Jogar Super Mario, The Legend of Zelda, Donkey Kong ou Pokémon no telemóvel (legalmente) pode estar cada vez mais perto. A empresa japonesa Nintendo anunciou nesta terça-feira, em conferência de imprensa, uma parceria com a companhia DeNA para o desenvolvimento e gestão de videojogos para smartphones e tablets. O acordo representa o movimento da empresa em direção ao mercado dos jogos para telemóveis, que alcançou em 2014 um lucro de 23,5 mil milhões de euros, de acordo com o instituto Newzoo.

O presidente da Nintendo, Satoru Iwata, deixou claro que a associação das duas empresas não significa, no entanto, que os jogos da empresa serão necessariamente lançados para dispositivos móveis. A ideia é desenvolver novos títulos criados especificamente para telemóveis utilizando os personagens da marca Nintendo, de modo a popularizá-los e levar os jogadores mobile para plataformas da empresa, como Wii U e Nintendo 3DS.

Como parte do acordo, a Nintendo vai comprar 10% da DeNA, enquanto a DeNA vai adquirir 1,2 por cento da Nintendo.

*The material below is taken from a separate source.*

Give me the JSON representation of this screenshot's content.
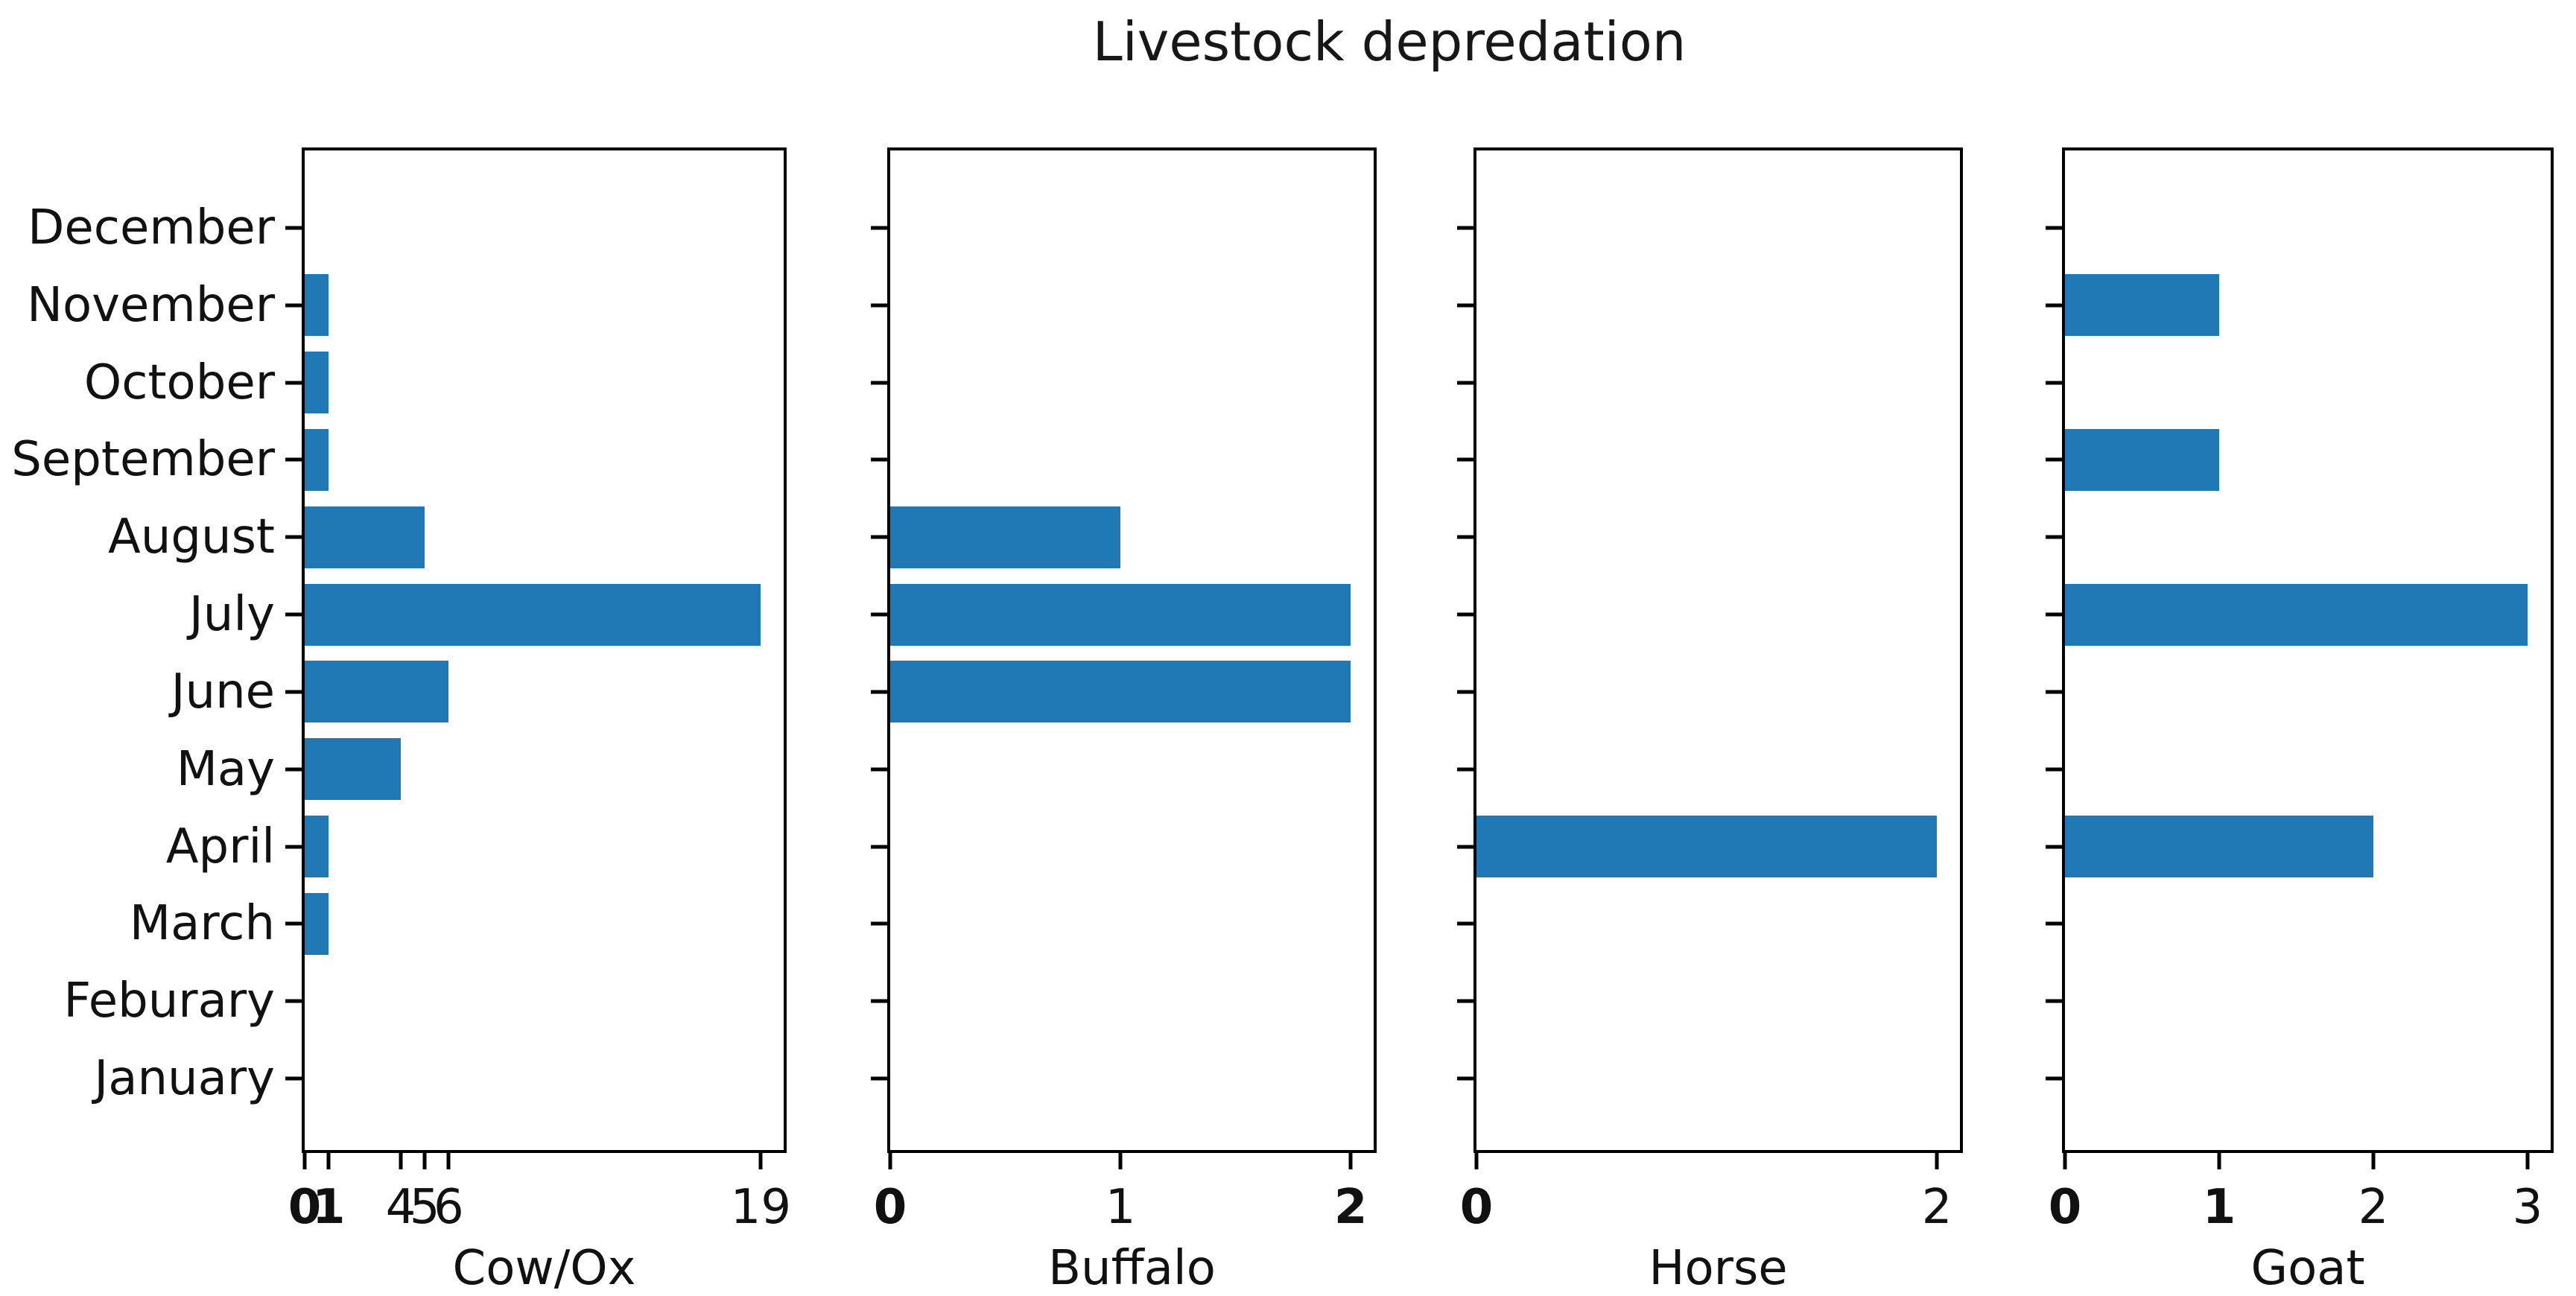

Está prevista também a criação de um serviço de assinatura acessível tanto em smartphones e tablets como nas plataformas de jogos da Nintendo a partir do segundo semestre deste ano. “Isto permitirá construir uma ponte entre dispositivos inteligentes e consolas, mas não significa que os dispositivos inteligentes vão começar a roubar espaço às consolas, apenas se criará um tipo totalmente novo de procura”, afirmou Iwata.

O presidente da Nintendo garantiu que a empresa não vai desistir de investir nas consolas e anunciou o desenvolvimento de uma nova plataforma chamada NX com “um novo conceito” de experiência nos videojogos. Porém, prometeu que apenas divulgará informações sobre o projeto em 2016.

A estratégia da Nintendo pretende estancar a progressiva perda de espaço para empresas como a Apple e o Google no mercado do entretenimento. De acordo com os dados da Newzoo, a Nintendo teve um lucro de 2.26 mil milhões de euros em 2014, enquanto a Apple e a Google tiveram cerca de 3.7 e 2.8 mil milhões de euros no ano passado no mercado dos jogos para telemóveis.